“Troubled Waters: The Ocean as Contested Space in California Surf Culture,” is a site-specific intervention exploring the history of white supremacy, racialized exclusion, and erasure in the formation of the so-called “California Dream” in surf and beach popular culture throughout Pacific Coast leisure spaces. There are several levels to the project- an ongoing, multimedia installation taking place at surf sites along the California coast; activism within surf marketing and consumer culture to foster greater diversity and representation; audio recordings highlighting first-person narratives from surfers of color relating their experiences, and a website to engage, challenge, educate, and importantly, encourage opportunities to lend support and signal-boost organizations that are painting a new portrait of surf culture, pushing back against narratives that have typically been presented.
Troubled Waters: The Ocean as Contested Space in California Surf Culture is an intervention, an accountability, and a call-to-action. A series of surf stickers, mimicking those that exist throughout surf culture, have been placed in well-established surfing locales along the California Coast, from Santa Cruz to San Diego. The QR codes embedded in the stickers lead viewers to contemporary and historical archival material that illustrate the undercurrents of racism and hegemony throughout surfing’s colonial history, problematizing the rendering of surf and beach culture as an egalitarian realm, open to all.
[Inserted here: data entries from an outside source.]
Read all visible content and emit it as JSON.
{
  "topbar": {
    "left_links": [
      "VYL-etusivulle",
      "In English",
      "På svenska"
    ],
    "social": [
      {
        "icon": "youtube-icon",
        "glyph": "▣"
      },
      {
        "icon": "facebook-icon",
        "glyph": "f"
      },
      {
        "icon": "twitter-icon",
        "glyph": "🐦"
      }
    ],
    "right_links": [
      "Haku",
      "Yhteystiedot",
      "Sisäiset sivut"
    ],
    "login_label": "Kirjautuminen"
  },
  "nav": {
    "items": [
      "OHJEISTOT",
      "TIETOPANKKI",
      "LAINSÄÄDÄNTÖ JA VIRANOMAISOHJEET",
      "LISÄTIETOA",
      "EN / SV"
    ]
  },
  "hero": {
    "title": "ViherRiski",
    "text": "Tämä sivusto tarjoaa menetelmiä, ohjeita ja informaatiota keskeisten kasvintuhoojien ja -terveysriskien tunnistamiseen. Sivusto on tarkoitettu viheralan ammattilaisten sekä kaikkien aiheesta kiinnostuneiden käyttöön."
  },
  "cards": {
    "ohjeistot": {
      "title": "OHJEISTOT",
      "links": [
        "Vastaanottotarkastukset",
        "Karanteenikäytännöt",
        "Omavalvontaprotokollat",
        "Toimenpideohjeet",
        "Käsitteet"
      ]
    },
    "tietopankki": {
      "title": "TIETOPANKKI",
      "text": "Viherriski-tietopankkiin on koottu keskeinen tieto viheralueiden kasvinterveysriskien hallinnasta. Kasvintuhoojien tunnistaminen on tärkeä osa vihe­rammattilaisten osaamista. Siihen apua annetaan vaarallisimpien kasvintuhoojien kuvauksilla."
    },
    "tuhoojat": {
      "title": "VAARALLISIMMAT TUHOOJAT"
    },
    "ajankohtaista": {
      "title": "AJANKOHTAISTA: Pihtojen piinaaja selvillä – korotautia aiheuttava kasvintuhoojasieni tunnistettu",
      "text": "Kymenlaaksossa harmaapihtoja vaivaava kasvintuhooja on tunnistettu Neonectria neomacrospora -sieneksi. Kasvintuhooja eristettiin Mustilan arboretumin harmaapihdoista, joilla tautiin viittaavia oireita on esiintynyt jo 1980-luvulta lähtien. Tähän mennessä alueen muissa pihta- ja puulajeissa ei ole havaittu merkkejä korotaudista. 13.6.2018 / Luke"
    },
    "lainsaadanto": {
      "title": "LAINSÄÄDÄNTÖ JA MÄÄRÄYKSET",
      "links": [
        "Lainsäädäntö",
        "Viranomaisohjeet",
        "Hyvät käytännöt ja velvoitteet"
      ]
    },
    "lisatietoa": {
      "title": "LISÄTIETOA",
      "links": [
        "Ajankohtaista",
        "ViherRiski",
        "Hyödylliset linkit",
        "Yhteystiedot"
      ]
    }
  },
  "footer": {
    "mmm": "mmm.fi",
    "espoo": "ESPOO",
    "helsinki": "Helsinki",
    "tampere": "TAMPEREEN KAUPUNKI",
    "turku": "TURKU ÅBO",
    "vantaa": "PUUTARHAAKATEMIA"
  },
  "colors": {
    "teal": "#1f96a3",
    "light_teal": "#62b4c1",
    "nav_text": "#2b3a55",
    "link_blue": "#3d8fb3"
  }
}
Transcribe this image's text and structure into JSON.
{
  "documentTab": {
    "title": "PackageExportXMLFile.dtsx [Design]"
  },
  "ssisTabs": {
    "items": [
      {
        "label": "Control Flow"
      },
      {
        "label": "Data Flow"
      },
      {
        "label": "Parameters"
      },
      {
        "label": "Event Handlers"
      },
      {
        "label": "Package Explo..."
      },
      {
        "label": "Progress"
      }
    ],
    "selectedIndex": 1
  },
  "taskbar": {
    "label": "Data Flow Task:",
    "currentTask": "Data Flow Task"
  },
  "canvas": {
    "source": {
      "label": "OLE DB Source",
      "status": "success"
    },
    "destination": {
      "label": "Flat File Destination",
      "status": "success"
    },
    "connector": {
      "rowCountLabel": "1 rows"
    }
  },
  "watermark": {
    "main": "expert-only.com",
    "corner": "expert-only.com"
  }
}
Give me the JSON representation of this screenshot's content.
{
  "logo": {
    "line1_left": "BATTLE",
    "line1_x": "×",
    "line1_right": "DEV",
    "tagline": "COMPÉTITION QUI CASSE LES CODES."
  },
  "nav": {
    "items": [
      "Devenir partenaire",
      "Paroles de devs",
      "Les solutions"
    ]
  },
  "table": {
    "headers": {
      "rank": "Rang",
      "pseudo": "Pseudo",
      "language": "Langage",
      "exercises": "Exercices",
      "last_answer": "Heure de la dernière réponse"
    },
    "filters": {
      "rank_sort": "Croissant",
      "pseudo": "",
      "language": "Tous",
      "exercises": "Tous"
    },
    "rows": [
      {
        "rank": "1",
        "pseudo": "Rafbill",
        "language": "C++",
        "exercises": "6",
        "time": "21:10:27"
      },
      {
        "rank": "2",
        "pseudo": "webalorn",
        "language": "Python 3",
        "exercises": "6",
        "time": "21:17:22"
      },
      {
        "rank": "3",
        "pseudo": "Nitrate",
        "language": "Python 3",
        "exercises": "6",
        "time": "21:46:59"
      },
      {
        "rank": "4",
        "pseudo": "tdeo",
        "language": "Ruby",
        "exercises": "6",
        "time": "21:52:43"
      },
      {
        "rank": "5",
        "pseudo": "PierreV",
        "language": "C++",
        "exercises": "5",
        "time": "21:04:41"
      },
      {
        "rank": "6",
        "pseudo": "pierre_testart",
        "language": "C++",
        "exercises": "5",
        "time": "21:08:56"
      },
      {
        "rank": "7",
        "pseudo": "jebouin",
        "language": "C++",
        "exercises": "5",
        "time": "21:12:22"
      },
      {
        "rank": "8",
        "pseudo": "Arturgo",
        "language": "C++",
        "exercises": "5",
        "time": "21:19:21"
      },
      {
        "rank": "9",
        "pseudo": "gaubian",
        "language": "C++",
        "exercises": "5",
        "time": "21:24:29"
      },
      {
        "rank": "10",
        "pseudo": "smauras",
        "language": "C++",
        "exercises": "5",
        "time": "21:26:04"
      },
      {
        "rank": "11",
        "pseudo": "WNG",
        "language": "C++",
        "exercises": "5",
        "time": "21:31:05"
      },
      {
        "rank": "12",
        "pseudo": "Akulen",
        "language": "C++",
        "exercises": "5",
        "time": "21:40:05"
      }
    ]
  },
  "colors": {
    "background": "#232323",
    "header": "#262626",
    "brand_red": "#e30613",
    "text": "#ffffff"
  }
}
At selected surf spots on the coast, I engage in conversation with surfers and other beachgoers, recording their reactions and comments as further documentation. I have also contacted local businesses that profit from surf marketing and culture to create pathways that foster greater diversity and representation in their visual advertising landscape, and the “histories” they present to that end.
The accompanying website provides access to further viewing and reading that engages the history of surfing through a critical lens, in both scholarship and popular culture, audio recordings from surfers of color relating their lived experience with surfing and racism, links to websites and organizations of color that are reclaiming the ocean and beaches on their terms, inscribing a contemporary chronicle that imagines an oceanic ecosystem of diversity, equity, inclusion, and encourages opportunities to lend material support to these organizations.
I was raised in Southern California and spent almost all my time at the ocean. As a white person, I grew up ingesting a false narrative about the history and culture of surfing and beach life. A story that normalized and foregrounded white experience, while erasing the participation and historical precedent of people of color in creating, defining, and shaping the sport of surfing. This project was borne out of a sense of anger and shame to have been part of a racialized culture that created and allowed such intolerance and divisiveness to exist, all the while espousing values purported to lie at the heart of surfing- equality, community, inclusion, and respect. I came to the realization that to honor the generative lessons that I believe the ocean and surfing offers, we must be willing to look deeply and critically at the whitewashing of surf culture, its participation in perpetuating racism, and the lack of representation and inclusion that persists in surfing, in all its aspect, to this day.
Otherwise, the echoes of racism and exclusion will continue to lie beneath the surface of the waves, as a form of oceanic pollution, hauntological detritus, coastal decimation, and climate disaster. My hope is that this project instantiates a reckoning and reevaluation in white surf culture, brings greater awareness to surfers of color, scholars, activists, and creatives working to change surf culture, and opens further space to reimagine the beach and ocean as places of equity, inclusion, diversity, and community.